Карлотта бросила на него странный взгляд.
– Потому что у меня нет денег.
Шнайдерман хмыкнул, стыдясь своей нелепой попытки.
– Я… я о ваших родителях. Вы не можете попросить у них помощи?
Карлотта задумалась, а затем пожала плечами и посмотрела в окно на пробку.
– Я не хочу.
– Дело принципа?
– Нет. Просто мне не нужна от них помощь.
Последовала долгая пауза. Шнайдерман понял, что она не будет продолжать. Странно, насколько другой она была за пределами кабинета. Спокойной; возможно, в глубине души она и нервничала, но не подавала никаких внешних признаков. На мгновение доктор почувствовал себя не в своей тарелке. Он предпочитал встречаться с людьми, особенно с женщинами, в официальной обстановке больницы. Затем Карлотта вздохнула.
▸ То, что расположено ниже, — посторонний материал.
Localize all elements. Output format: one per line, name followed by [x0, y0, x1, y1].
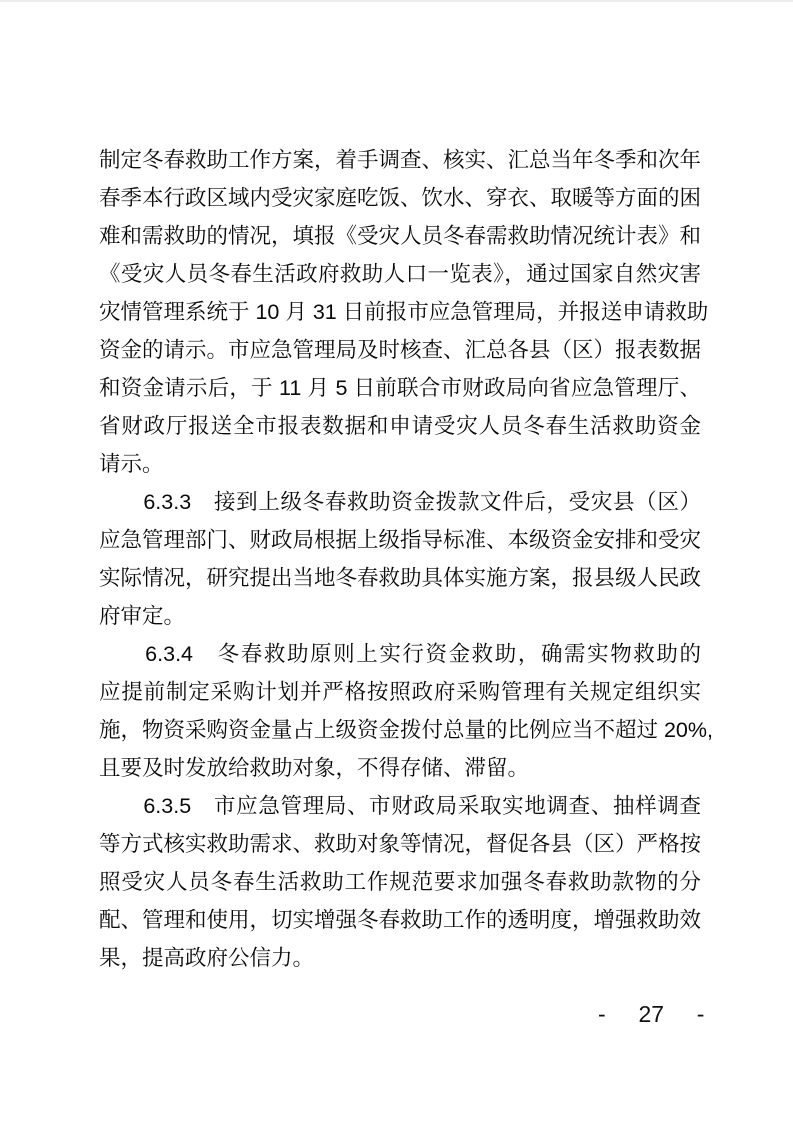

– Когда я жила в Неваде, – начала она, – у меня была возможность побыть с замечательным человеком. Отцом Джули. И Ким. И я поняла, что лучше быть независимой, – Карлотта бросила на него взгляд. – Соцобеспечение временно, доктор Шнайдерман. Скоро я закончу курсы. И найду хорошую работу.
– Впечатляет, – улыбнулся Шнайдерман.
– Что?
– Все. Ваша независимость. Вы знаете, кто вы и чего хотите, – он посмотрел на Карлотту. – Держите семью вместе. Добиваетесь всего сами.
Карлотта почти скромно опустила глаза, как ему показалось. А затем она улыбнулась.
– Я рада, что вы это одобряете, – тихо отозвалась женщина.
Шнайдерман не ответил, но внутри у него что-то перевернулось. Его восприятие начало меняться. Он понял, что ему нужно узнать о Карлотте больше. Не как терапевту, а просто по-человечески. За эти несколько мгновений короткой поездки по темнеющим переулкам западного Лос-Анджелеса он открыл в ней другие стороны, о которых раньше только догадывался. Если в официальной обстановке задать хоть тысячу вопросов, можно узнать лишь малую толику того, что раскрывается при обычном разговоре. Тогда люди говорят иначе. Иначе воспринимают друг друга. Рушится вся искусственность.